Non-response Error.  You might be able to guess what non-response error is -- it is the error that occurs because some portion of the people you tried to survey did not respond (or said they are undecided).  Like sampling error, this can be completely random (the people you missed might, on average, be planning to vote in the same proportion for Biden or Trump as the people you did not miss).  However, if people who tend to vote for one candidate are less likely to respond, or less likely to answer their phone, then this error can be in a particular direction.  If non-response is small, like only a couple percent, it needs to be highly skewed to matter.  Suppose, for example, that the non-response rate is 10%, and that the 10% who did not respond are voting 70-30% for Trump versus 40-60% for people who respond.  Then the actual number who are voting for Trump is 70%*10% + 40%*.9=43%.  So this 10% moved the dial, but only 3% (from 40% to 43%) and not 10%.  Unfortunately, non-response is far higher than 10% - it's more like 90% (see, for example this Pew Research discussion).  In the past, non-response has not skewed that far in one direction or the other in election polls, but even if it makes a little difference, the polls could be off by several percent.

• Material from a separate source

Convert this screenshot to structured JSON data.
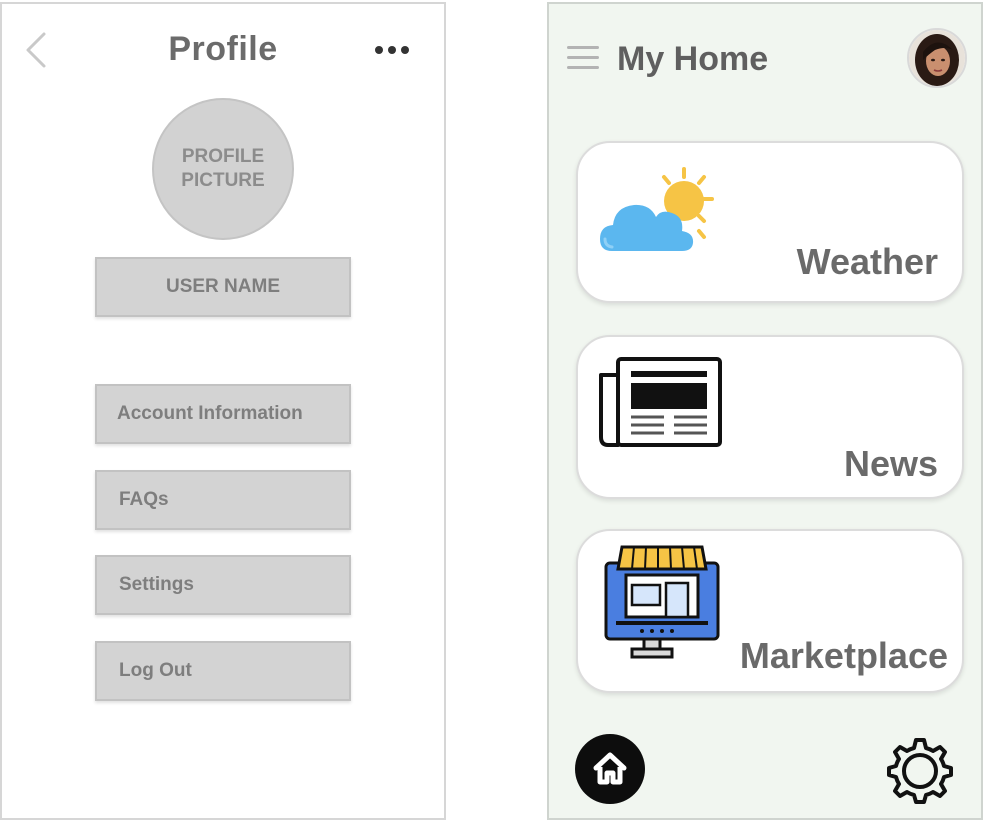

In short, non-response error could easily be the difference-maker, but given past outcomes, it is unlikely to matter.

Measurement Error.  Measurement Error occurs when the survey response is different than what you are trying to measure.  Why would it occur here?  1. People change their minds.  2. People lie (embarrassed to say who they are voting for, perhaps).  In 2016, polls tightened in the couple of days before the election, indicating people were changing their minds towards Trump, and polls just three or four days before the election were thus inaccurate.  Five thirty eight counts "leaning" voters as voting for the candidate they are leaning towards, so if even this "leaning" switches in one direction more than the other, the polls will be off.  Also, it is believed that some Trump voters didn't want to say they were voting for Trump, even to an anonymous pollster.  Polls do not seem to be tightening this time, indicating that polls a few days ago do not have measurement error due to people changing their minds.  But are Trump voters still more likely to not say who they are voting for, or lie about it?  My own guess is that is less true now--many people voting for Trump seem to be very proud of it.  But that's just a guess, based on zero statistical data.  

In other words, my take is measurement error will be a smaller difference than last time, and thus not enough to matter. 

Specification Error.  Specification error can mean many things but Im using it here to mean the error that occurs when the sampled population is different than the target population -- polls aim to survey people who are actually going to vote (target population), and thus give results for likely voters.  This has two obvious problems: people who the surveyor believes are going to vote may not vote and people who the surveyor believes will not vote might vote.  In any election where turnout changes a lot from prior elections, this error can be substantial.  It is clear that in 2020, many more people are voting, so our guesses of who will vote based on past elections will obviously exclude some people.  Are these people biasing the polls?  That of course depends on whether the unlikely voters who vote are more for Biden or Trump.  The conventional wisdom is a heavy turnout favors Democrats, but it is not at all clear whether that will be true this year.  Republicans had a lot of success with voter registration efforts (see, for example, this article).  With a substantial increase in voting this year, the outcome of the election could hinge on this difference.  

So, who is going to win?.  Given Biden's consistent lead of a few points in enough states and what we know about past and present errors, the only possible error that seems large enough to overcome Biden's lead is specification error.  In other words, for Trump to win, there would need to be a large specification error in the polling.  That is certainly possible, given the unique nature of the election and the enormous, and enormously different, turnout that is expected.